At the risk of sounding relativistic, I don't think there are any right/wrong answers to your questions, Yaakov.

You seem to be arguing that Lessing's decorum applies to poets as well as poetry--that the poet must suit the subject biographically whether or not the poem suits it stylistically. Let me respond with an example in which a poet didn't fit the subject, yet produced an elegy that not only captured the moment but also captured the imagination of a world contemplating a different albeit eerily similar moment.

I'm talking about Auden and "September 1, 1939." Seamus Heaney has dismissed Auden as "a writer of perfect light verse," yet there's no better contextualiztion of the Nazi invasion of Poland than as the outcome of "a low dishonest decade," and you'd be hard-pressed to find a more forceful jeremiad against narcissistic self-regard.

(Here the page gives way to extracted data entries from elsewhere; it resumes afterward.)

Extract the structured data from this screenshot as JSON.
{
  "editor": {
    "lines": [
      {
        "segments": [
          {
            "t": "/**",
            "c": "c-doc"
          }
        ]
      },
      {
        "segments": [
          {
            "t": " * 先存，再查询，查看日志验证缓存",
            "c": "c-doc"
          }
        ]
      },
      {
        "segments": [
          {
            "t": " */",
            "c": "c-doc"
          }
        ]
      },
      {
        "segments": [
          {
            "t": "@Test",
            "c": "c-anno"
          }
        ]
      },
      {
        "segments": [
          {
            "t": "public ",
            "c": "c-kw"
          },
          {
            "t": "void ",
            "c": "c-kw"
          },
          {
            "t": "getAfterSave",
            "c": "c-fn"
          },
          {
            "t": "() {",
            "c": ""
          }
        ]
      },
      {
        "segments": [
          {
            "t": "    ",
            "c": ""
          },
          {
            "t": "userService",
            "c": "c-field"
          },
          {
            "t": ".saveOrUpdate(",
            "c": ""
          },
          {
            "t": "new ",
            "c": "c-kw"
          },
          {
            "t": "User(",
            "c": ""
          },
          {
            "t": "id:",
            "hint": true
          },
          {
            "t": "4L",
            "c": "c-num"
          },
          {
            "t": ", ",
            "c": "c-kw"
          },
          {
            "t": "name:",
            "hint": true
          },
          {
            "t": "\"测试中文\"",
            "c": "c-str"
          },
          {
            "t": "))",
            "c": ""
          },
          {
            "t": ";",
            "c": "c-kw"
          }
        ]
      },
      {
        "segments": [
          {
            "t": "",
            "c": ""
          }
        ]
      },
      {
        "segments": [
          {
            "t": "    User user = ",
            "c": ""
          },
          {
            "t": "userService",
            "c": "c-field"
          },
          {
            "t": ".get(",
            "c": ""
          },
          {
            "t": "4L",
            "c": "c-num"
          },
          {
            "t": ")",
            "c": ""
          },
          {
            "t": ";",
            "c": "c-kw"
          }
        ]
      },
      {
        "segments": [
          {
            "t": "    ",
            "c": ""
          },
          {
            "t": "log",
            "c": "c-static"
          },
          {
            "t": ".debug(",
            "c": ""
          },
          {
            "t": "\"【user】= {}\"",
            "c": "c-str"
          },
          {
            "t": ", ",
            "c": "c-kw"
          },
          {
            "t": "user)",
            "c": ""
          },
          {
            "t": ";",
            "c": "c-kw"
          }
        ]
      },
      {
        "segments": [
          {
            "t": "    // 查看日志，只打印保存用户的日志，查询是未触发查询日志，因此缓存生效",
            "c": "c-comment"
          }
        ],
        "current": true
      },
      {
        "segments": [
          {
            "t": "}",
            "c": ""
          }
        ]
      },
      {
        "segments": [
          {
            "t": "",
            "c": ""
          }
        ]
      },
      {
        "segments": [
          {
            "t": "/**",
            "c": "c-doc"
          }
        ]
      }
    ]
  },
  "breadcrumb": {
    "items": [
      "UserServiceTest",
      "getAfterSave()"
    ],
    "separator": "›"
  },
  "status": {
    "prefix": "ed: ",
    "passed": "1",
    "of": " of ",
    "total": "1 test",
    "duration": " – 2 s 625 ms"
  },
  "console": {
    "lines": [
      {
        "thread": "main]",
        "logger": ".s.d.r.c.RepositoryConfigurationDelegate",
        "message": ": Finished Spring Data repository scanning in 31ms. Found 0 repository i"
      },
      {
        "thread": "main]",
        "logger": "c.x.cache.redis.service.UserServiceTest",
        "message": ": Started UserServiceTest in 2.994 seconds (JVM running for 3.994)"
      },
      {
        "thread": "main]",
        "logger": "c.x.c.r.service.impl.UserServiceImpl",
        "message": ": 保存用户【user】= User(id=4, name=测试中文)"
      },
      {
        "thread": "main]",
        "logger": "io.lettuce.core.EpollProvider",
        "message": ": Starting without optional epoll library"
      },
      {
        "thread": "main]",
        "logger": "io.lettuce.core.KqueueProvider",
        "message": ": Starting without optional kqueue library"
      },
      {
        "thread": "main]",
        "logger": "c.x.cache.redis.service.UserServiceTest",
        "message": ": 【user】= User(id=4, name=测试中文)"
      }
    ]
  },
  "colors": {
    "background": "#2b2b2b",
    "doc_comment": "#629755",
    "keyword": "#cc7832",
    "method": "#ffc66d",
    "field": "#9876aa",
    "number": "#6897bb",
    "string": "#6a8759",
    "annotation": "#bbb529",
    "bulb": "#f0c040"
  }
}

It's unsurprising that this poem spread like wildfire in cyberspace in the weeks following 9/11. In their guts people immediately understood the relationship between the two September days.

It would have surprised Auden. He left this poem out of his collections--I remember reading it on a handout in graduate school. Simply put, Auden's readers overruled him. (Screenwriters too: this poem is quoted in the 2008 terror thriller Body of Lies.)

You're right, Yaakov. Poems come by themselves. But readers don't "describe the effect." They absorb it, they internalize it, they complete it.